Moreover, Congress should want claimants to seek fee-shifts because they serve the public good. First, in assuring that more forfeiture claimants are competently represented, fee-shifts reduce the instances where the Government is able to profit from a claimant's ignorance of asset forfeiture procedure. Second, fee-shifts discourage the Government from pursuing bad cases because fee-shifts attach a substantial cost to losing an adjudicated civil forfeiture case. Third, fee-shifts encourage vigorous representation because the attorneys' pay hinges on prevailing. Fourth, fee-shifts make it more economically feasible for attorneys to offer pro bono legal services by providing some assurance that if the litigation does stretch out for years, and if their client substantially prevails, the attorney doesn't bear a crippling expense. Moreover, fee-shifts enable institutions like the ACLU and the Institute for Justice to defend against more injustices by defraying their costs when they prevail. All of these goods, however, go unrealized if the claimant, unaware of the promise of fee-shifts, forgoes consultation with an attorney because the potential legal expense appears to outweigh the value of the property seized.

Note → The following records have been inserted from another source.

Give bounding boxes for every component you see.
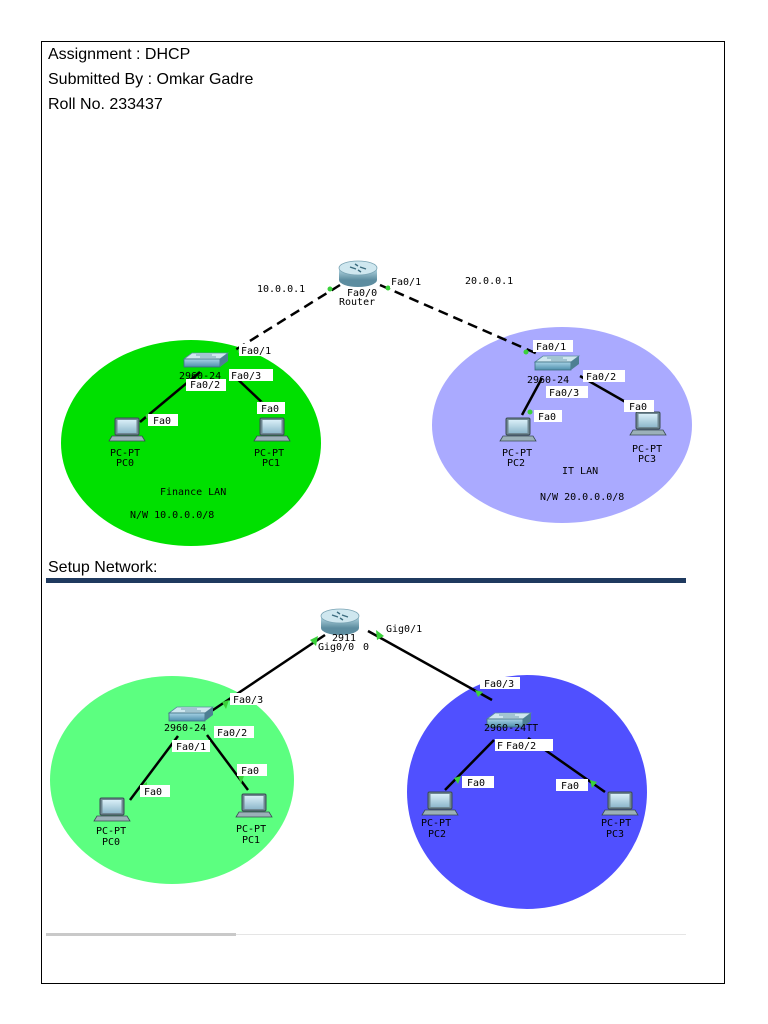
finance-lan-zone [61, 340, 321, 546]
roll-number: Roll No. 233437 [48, 96, 163, 113]
scrollbar-track [236, 934, 686, 935]
it-lan-label: IT LAN [562, 466, 598, 477]
left-switch2-port2: Fa0/2 [217, 728, 247, 739]
left-switch2-name: 2960-24 [164, 723, 206, 734]
right-switch2-name: 2960-24TT [484, 723, 538, 734]
pc2-1-name: PC1 [242, 835, 260, 846]
pc1-type: PC-PT [254, 448, 284, 459]
pc2-3-name: PC3 [606, 829, 624, 840]
router-icon [338, 260, 378, 288]
pc1-port: Fa0 [261, 404, 279, 415]
pc0-port: Fa0 [153, 416, 171, 427]
pc2-3-type: PC-PT [601, 818, 631, 829]
pc2-0-type: PC-PT [96, 826, 126, 837]
section-label: Setup Network: [48, 559, 158, 576]
pc2-1-port: Fa0 [241, 766, 259, 777]
pc2-2-port: Fa0 [467, 778, 485, 789]
left-switch2-port1: Fa0/1 [176, 742, 206, 753]
pc2-3-port: Fa0 [561, 781, 579, 792]
right-switch-port2: Fa0/2 [586, 372, 616, 383]
link-switch-pc2 [520, 377, 544, 416]
it-lan-network: N/W 20.0.0.0/8 [540, 492, 624, 503]
pc3-port: Fa0 [629, 402, 647, 413]
pc2-0-name: PC0 [102, 837, 120, 848]
right-lan-zone [407, 675, 647, 909]
router-ip-left: 10.0.0.1 [257, 284, 305, 295]
left-switch-port3: Fa0/3 [231, 371, 261, 382]
link-router-right-switch [379, 283, 541, 357]
page-frame [41, 41, 725, 984]
router2-extra: 0 [363, 642, 369, 653]
router-if-right: Fa0/1 [391, 277, 421, 288]
finance-lan-label: Finance LAN [160, 487, 226, 498]
router-name: Router [339, 297, 375, 308]
submitted-by: Submitted By : Omkar Gadre [48, 71, 254, 88]
left-switch-port2: Fa0/2 [190, 380, 220, 391]
pc2-1-type: PC-PT [236, 824, 266, 835]
pc1-name: PC1 [262, 458, 280, 469]
left-switch-icon [183, 352, 229, 368]
link2-router-right-switch [367, 629, 493, 702]
right-switch2-port2: Fa0/2 [506, 741, 536, 752]
link-router-left-switch [231, 283, 341, 354]
right-switch2-up-port: Fa0/3 [484, 679, 514, 690]
pc3-name: PC3 [638, 454, 656, 465]
pc2-0-port: Fa0 [144, 787, 162, 798]
left-lan-zone [50, 676, 294, 884]
router-ip-right: 20.0.0.1 [465, 276, 513, 287]
left-switch-up-port: Fa0/1 [241, 346, 271, 357]
right-switch-up-port: Fa0/1 [536, 342, 566, 353]
assignment-title: Assignment : DHCP [48, 46, 191, 63]
scrollbar-thumb [46, 933, 236, 936]
right-switch2-port1: F [497, 741, 503, 752]
pc0-name: PC0 [116, 458, 134, 469]
left-switch2-up-port: Fa0/3 [233, 695, 263, 706]
pc2-name: PC2 [507, 458, 525, 469]
section-divider [46, 578, 686, 583]
it-lan-zone [432, 327, 692, 523]
finance-lan-network: N/W 10.0.0.0/8 [130, 510, 214, 521]
pc3-type: PC-PT [632, 444, 662, 455]
pc2-2-name: PC2 [428, 829, 446, 840]
link2-router-left-switch [209, 633, 326, 714]
right-switch-name: 2960-24 [527, 375, 569, 386]
diagram-1: 10.0.0.1 20.0.0.1 Fa0/0 Router Fa0/1 Fa0… [61, 260, 692, 546]
left-switch2-icon [168, 706, 214, 722]
router2-if-left: Gig0/0 [318, 642, 354, 653]
router2-if-right: Gig0/1 [386, 624, 422, 635]
left-switch-name: 2960-24 [179, 371, 221, 382]
router-if-left: Fa0/0 [347, 288, 377, 299]
router2-name: 2911 [332, 633, 356, 644]
pc0-type: PC-PT [110, 448, 140, 459]
link2-switch-pc0 [129, 735, 179, 801]
router2-icon [320, 608, 360, 636]
pc2-port: Fa0 [538, 412, 556, 423]
diagram-2: 2911 Gig0/0 0 Gig0/1 Fa0/3 2960-24 Fa0/2… [50, 608, 647, 909]
link2-switch-pc2 [444, 739, 495, 791]
pc2-type: PC-PT [502, 448, 532, 459]
right-switch-port3: Fa0/3 [549, 388, 579, 399]
pc2-2-type: PC-PT [421, 818, 451, 829]
right-switch-icon [534, 355, 580, 371]
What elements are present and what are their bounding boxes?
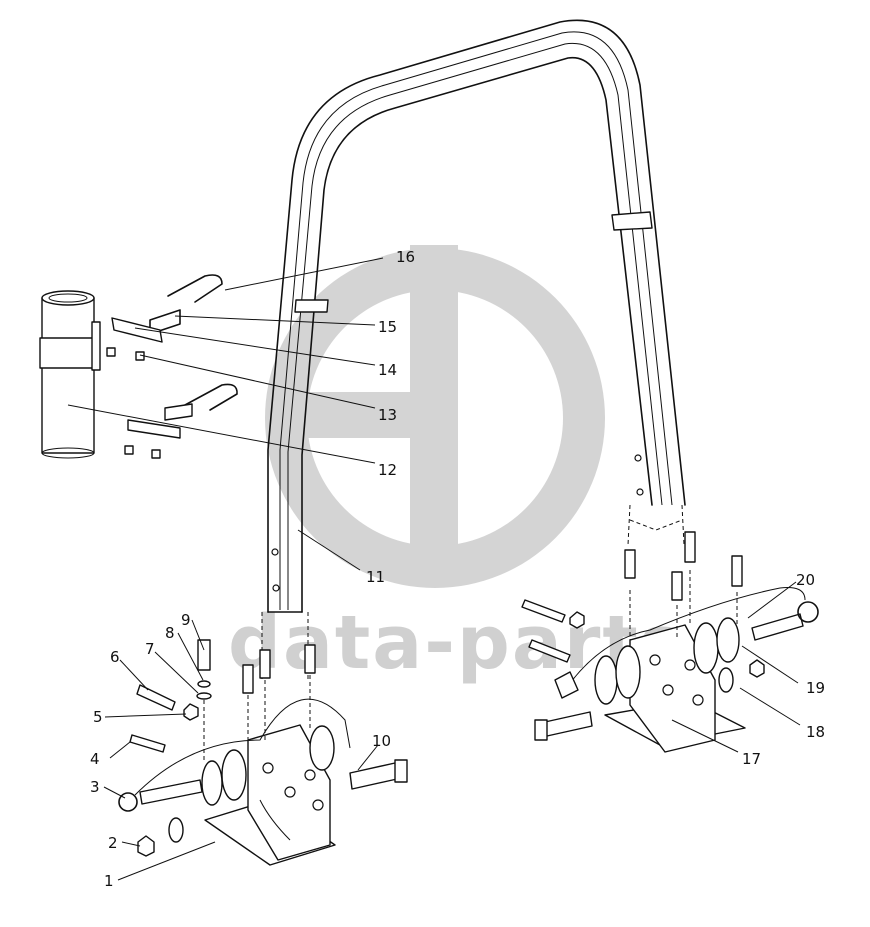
mounting-hardware <box>106 274 238 459</box>
roll-bar-frame <box>261 19 686 680</box>
callout-14: 14 <box>378 361 397 379</box>
left-base-bracket <box>168 724 336 866</box>
callout-13: 13 <box>378 406 397 424</box>
beacon-tube <box>39 290 101 459</box>
callout-18: 18 <box>806 723 825 741</box>
callout-6: 6 <box>110 648 120 666</box>
callout-17: 17 <box>742 750 761 768</box>
callout-5: 5 <box>93 708 103 726</box>
callout-9: 9 <box>181 611 191 629</box>
callout-16: 16 <box>396 248 415 266</box>
callout-19: 19 <box>806 679 825 697</box>
leader-lines <box>67 257 801 881</box>
left-pins-and-bolts <box>118 639 408 857</box>
right-pins-and-bolts <box>521 531 819 741</box>
callout-8: 8 <box>165 624 175 642</box>
callout-2: 2 <box>108 834 118 852</box>
callout-7: 7 <box>145 640 155 658</box>
callout-11: 11 <box>366 568 385 586</box>
callout-3: 3 <box>90 778 100 796</box>
callout-4: 4 <box>90 750 100 768</box>
callout-12: 12 <box>378 461 397 479</box>
right-base-bracket <box>594 617 746 753</box>
watermark-logo <box>265 245 605 588</box>
callout-15: 15 <box>378 318 397 336</box>
callout-10: 10 <box>372 732 391 750</box>
callout-labels: 1 2 3 4 5 6 7 8 9 10 11 12 13 14 15 16 1… <box>90 248 825 890</box>
callout-1: 1 <box>104 872 114 890</box>
callout-20: 20 <box>796 571 815 589</box>
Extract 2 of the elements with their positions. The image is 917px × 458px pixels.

                    c.) Congress should instruct the Executive branch to standardize forfeiture notifications. Currently, different agencies send out different instructions to potential claimants. That leads to confusion over how to respond to the instructions.

                    d.) Congress should instruct the Executive branch to make clearer the instructions for, and the consequences of, filing a "Petition for Remission and/or Mitigation" or filing a claim contesting the forfeiture. The current instructions are confusing and fail to adequately explain that filing a Petition for Remission and/or Mitigation, in lieu of a claim, concedes the potential claimant's right to have a judge or jury adjudicate the forfeiture action. Furthermore, the instructions obscure the reality that filing a Petition for Remission and/or Mitigation gives the agency (that has already declared its intent to forfeit the property) discretion to decide whether to grant the Petition for Remission and/or Mitigation. The upshot is that some potential claimants mistakenly file Petitions for Remission and/or Mitigation when they mean to file claims or don't understand the consequences of filing such petitions. 

 

 

 



[1] Rep. Dr. Paul Broun, having opted to (unsuccessfully) run for the U.S. Senate in lieu of the U.S. House of Representatives, will be replaced by member-elect Jody Hice (R-GA-10) in the 114th Congress.

[2] Rep. Steve Stockman, having opted to (unsuccessfully) run for the U.S. Senate in lieu of the U.S. House of Representatives, will be replaced by member-elect Dr. Brian Babin (R-TX-36) in the 114th Congress. Notably, Rep. Stockman also introduced H.R. 5847, an act that would have prevented federal agencies from participating in or benefiting "from any multiple-jurisdiction, equitable sharing, or shared civil asset forfeiture program with any State or local government, [or] accept[ing] or adopt[ing] property seized by a State or local government."

[3] Rep. Kerry Bentivolio, having lost the Republican primary to represent Michigan's 11th House district, will be replaced by member-elect Dave Trott (R-MI-11) in the 114th Congress.

[4] Rep. Jim Moran, having opted to retire from the U.S. House of Representatives, will be replaced by member-elect Don Beyer (D-VA-08) in the 114th Congress.